Department of Obstetrics, Division Women and Baby, Birth Centre Wilhelmina's Children Hospital, University Medical Centre Utrecht, Utrecht University , Utrecht, The Netherlands.
Department of Obstetrics and Gynaecology, Academical Hospital Paramaribo (AZP) , Paramaribo, Suriname.
Glob Health Action. 2020 Dec 31;13(1):1794105. doi: 10.1080/16549716.2020.1794105.
Suriname has one of the highest stillbirth rates in Latin America and the Caribbean.
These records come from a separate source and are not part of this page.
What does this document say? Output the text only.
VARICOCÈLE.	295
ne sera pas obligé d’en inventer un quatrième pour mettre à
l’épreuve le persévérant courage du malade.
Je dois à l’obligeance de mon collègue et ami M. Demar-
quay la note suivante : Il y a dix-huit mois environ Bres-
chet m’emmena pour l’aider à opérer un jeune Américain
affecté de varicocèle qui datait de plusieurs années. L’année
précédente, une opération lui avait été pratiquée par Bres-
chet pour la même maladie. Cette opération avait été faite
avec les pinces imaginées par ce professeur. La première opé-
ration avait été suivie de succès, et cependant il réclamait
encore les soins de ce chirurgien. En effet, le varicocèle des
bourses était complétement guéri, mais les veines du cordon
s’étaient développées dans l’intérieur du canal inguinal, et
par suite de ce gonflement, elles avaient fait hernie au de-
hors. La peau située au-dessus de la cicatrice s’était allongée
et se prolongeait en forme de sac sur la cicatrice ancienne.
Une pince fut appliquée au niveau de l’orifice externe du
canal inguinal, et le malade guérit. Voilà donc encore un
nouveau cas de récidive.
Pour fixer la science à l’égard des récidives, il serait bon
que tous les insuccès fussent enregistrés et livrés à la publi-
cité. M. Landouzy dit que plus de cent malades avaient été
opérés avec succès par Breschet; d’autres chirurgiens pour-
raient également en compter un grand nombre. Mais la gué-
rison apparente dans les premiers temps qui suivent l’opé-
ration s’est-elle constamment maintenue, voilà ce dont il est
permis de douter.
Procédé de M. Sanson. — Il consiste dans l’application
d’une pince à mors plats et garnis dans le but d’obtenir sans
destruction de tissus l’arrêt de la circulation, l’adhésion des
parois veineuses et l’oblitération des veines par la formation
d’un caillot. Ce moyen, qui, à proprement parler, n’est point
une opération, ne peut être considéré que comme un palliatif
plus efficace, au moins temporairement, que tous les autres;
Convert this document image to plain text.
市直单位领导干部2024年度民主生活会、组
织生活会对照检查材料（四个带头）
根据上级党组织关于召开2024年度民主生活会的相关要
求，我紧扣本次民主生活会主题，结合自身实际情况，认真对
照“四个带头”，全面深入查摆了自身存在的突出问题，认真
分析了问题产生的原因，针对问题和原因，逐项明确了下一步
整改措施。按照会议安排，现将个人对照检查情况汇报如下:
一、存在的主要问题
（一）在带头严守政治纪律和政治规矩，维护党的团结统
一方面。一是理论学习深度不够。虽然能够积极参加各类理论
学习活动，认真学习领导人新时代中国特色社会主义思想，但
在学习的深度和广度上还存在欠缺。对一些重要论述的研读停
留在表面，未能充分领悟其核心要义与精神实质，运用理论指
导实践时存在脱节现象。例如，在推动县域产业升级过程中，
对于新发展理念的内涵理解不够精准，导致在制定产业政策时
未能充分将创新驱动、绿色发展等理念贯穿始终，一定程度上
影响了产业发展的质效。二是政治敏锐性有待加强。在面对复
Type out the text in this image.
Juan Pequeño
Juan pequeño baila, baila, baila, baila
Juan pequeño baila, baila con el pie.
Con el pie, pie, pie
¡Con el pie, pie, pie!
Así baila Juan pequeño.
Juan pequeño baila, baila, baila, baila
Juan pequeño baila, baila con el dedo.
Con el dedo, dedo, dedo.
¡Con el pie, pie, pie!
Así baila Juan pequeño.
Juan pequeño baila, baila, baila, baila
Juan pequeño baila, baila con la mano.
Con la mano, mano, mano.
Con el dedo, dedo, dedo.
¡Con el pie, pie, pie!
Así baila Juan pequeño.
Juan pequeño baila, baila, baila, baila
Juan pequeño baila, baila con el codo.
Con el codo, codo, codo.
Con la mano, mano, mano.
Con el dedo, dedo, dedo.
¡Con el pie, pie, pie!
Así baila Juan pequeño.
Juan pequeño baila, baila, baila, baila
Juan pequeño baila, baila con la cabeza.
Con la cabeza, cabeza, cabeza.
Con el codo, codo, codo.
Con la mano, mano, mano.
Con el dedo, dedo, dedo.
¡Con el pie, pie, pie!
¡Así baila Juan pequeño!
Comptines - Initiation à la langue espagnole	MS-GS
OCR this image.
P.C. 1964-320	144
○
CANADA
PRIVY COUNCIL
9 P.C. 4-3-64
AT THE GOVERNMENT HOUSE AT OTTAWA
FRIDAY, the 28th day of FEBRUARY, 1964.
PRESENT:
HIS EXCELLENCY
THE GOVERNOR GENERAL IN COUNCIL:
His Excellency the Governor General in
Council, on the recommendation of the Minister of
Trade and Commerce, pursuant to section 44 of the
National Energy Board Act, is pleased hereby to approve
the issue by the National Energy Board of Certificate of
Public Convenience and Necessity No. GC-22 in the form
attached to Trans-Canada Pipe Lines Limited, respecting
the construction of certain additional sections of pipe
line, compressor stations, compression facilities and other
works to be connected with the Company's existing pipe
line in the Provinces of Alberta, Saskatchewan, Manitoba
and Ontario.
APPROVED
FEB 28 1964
To facilitate data comparison of perinatal deaths, the World Health Organization developed the International Classification of Diseases-10 Perinatal Mortality (ICD-PM).
We aimed to (1) assess characteristics and risk indicators of women with a stillbirth, (2) determine the timing and causes of stillbirths according to the ICD-PM with critical evaluation of its application and (3) propose recommendations for the reduction of stillbirths in Suriname.
A hospital-based, nation-wide, cross-sectional study was conducted in all hospitals within Suriname during one-year (2017). The medical files of stillbirths (gestation ≥28 weeks/birth weight ≥1000 grams) were reviewed and classified using ICD-PM. We used descriptive statistics and multiple logistic regression analyses.
The stillbirth rate in Suriname was 14.4/1000 births (n=131 stillbirths, n=9089 total births). Medical files were available for 86% (n=113/131) of stillbirths. Women of African descent had the highest stillbirth rate and two times the odds of stillbirth (OR 2.1, 95%CI 1.4-3.1) compared to women of other ethnicities. One third (33%, n=37/113) of stillbirths occurred after hospital admission. The timing was antepartum in 85% (n=96/113), intrapartum in 11% (n=12/113) and unknown in 4% (n=5/113). Antepartum stillbirths were caused by in 46% (n=44/96). In 41% (n=39/96) the cause was unspecified. were present in 50% (n=57/113), mostly hypertensive disorders.
Stillbirth reduction strategies in Suriname call for targeting ethnic disparities, improving antenatal services, implementing perinatal death audits and improving diagnostic post-mortem investigations. ICD-PM limited the formulation of recommendations due to many stillbirths of 'unspecified' causes. Based on our study findings, we also recommend addressing some challenges with applying the ICD-PM.
CTG: Cardiotocography; ENAP: Every Newborn Action Plan (ENAP); ICD-PM: The WHO application of ICD-10 to deaths during the perinatal period - perinatal mortality; SBR: Stillbirth rate; SGA: Small for gestational age; WHO: World Health Organization; LMIC: Low- and middle-income countries; FHR: foetal heart rate.
苏里南是拉丁美洲和加勒比地区死胎率最高的国家之一。为了便于围产期死亡数据的比较,世界卫生组织制定了《国际疾病分类-10 围产死亡率(ICD-PM)》。
我们旨在(1)评估死胎女性的特征和风险指标,(2)根据 ICD-PM 确定死产的时间和原因,并对其应用进行严格评估,(3)为苏里南减少死产提出建议。
在苏里南的所有医院进行了一项基于医院的全国性横断面研究,为期一年(2017 年)。对死胎(妊娠 28 周及以上/出生体重 1000 克及以上)的病历进行了回顾和 ICD-PM 分类。我们使用描述性统计和多因素逻辑回归分析。
苏里南的死胎率为 14.4/1000 例(n=131 例死胎,n=9089 例总分娩)。86%(n=113/131)的死胎病历可用。与其他族裔的女性相比,非洲裔女性的死胎率最高,死产的几率是其两倍(OR 2.1,95%CI 1.4-3.1)。三分之一(33%,n=37/113)的死胎发生在住院后。产前时间为 85%(n=96/113),产时为 11%(n=12/113),未知时间为 4%(n=5/113)。产前死胎的原因是 46%(n=44/96)。41%(n=39/96)的原因未明。50%(n=57/113)的胎儿存在,主要是高血压疾病。
苏里南的死产减少策略需要针对族裔差异,改善产前服务,实施围产儿死亡审计,并改善诊断性尸检调查。由于许多死产的原因“不明”,ICD-PM 限制了建议的制定。基于我们的研究结果,我们还建议解决应用 ICD-PM 时遇到的一些挑战。
CTG:胎心监护;ENAP:每个新生儿行动计划(ENAP);ICD-PM:世界卫生组织对围产期期间死亡的 ICD-10 应用-围产死亡率;SBR:死胎率;SGA:小于胎龄儿;WHO:世界卫生组织;LMIC:中低收入国家;FHR:胎儿心率。